Kornetka springt in die braunschweiger arena – retter oder strohhalm?

Die Eintracht schläft nicht. Knallhart entlässt der Vorstand Heiner Backhaus, noch bevor der Rasen des 13. Spieltags kalt ist, und setzt auf Lars Kornetka, bisher Assistent von Ralf Rangnick in der österreichischen Nationalmannschaft. Sein Debüt als Chefcoach? Samstag, 13 Uhr, gegen Fortuna Düsseldorf – live auf Sky, live im Gettobrenner-Stadion.

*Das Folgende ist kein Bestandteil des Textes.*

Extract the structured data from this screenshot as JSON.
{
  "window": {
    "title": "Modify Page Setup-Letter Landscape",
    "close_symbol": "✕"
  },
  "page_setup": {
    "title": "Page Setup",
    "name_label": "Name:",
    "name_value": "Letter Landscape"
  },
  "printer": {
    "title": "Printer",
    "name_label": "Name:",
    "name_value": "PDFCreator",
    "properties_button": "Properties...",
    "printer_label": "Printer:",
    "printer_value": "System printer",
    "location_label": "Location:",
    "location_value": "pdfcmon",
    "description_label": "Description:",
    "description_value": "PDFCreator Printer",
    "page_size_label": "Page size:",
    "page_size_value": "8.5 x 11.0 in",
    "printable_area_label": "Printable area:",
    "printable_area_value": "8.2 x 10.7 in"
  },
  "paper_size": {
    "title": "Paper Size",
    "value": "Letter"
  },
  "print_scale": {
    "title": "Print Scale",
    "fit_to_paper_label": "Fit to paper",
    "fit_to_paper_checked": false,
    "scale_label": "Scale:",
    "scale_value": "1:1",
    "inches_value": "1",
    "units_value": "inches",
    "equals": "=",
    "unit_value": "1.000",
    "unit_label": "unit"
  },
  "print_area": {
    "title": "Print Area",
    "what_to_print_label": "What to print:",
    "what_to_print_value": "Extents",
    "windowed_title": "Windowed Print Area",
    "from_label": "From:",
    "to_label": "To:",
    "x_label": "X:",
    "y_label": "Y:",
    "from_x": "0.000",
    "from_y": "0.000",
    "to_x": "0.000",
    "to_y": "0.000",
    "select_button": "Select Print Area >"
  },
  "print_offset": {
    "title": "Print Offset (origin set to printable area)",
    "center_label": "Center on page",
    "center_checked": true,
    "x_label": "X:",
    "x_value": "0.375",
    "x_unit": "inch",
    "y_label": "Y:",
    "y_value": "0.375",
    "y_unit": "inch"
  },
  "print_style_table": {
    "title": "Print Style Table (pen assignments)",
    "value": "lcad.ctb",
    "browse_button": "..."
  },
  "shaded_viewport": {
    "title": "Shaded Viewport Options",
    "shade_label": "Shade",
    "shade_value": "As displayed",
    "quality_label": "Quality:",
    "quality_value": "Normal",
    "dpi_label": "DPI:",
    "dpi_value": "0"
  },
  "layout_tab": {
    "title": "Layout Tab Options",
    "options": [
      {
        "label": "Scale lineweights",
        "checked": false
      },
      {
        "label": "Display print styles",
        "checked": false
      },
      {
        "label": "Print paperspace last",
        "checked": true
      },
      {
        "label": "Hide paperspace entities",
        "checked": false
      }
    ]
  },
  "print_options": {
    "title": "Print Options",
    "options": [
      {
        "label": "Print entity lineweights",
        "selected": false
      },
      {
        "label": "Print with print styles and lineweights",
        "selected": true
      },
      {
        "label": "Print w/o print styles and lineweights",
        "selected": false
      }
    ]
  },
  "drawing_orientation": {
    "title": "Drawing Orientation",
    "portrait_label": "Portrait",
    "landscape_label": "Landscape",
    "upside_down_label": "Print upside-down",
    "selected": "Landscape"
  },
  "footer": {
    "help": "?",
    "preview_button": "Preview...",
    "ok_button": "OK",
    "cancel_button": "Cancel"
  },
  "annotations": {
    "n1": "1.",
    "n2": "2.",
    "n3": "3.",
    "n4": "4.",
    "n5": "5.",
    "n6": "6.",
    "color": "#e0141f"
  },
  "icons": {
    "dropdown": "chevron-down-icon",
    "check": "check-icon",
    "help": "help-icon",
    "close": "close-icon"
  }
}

Der weg nach vorn führt über die bank

Kornetka kennt die Zweite Liga nur aus Analysen, nicht aus eigener Erfahrung. 48 Jahre, Diplom-Sportlehrer, ständig in Begleitung von Rangnick, ständig ein Schritt zurück. Jetzt soll er die Ruine Braunschweig allein tragen. Die Statistik nagt: fünf Spiele ohne Sieg, Tabellenplatz 15, Torverhältnis 19:29 – das ist kein Stolpern, das ist ein Sturz.

Sport-Geschäftsführer Benjamin Kessel redet nicht lange um den heißen Brei. „Wir haben die Entwicklung und Leistung der Mannschaft in den vergangenen Wochen stetig beobachtet und analysiert. Nach vielen Gesprächen – sowohl mit dem Trainerteam als auch mit Heiner persönlich – fehlt uns die Überzeugung, den eingeschlagenen Weg in dieser personellen Konstellation erfolgreich fortzusetzen.“ Faktisch: Backhaus ist raus, weil die Punkte nicht mehr reichen, um den Abstiegsstrudel zu verlassen.

Co-trainer statt chef – jetzt die erste solo-bühne

Co-trainer statt chef – jetzt die erste solo-bühne

Kornetkas Vita liest sich wie ein Kompendium moderner Fußball-Assistenten: RB Leipzig, Bayer Leverkusen, PSV Eindhoven – überall Co-Trainer, nie der Mann mit der letzten Entscheidung. Seine Aufgabe war stets taktische Feinarbeit, Datenanalyse, Gegenpressing-Konzepte. Eintracht Braunschweig ist seine erste Cheftrainerstelle, und sie fällt in eine Saison, in der jeder Punkt über Klassenerhalt oder Liga drei entscheidet.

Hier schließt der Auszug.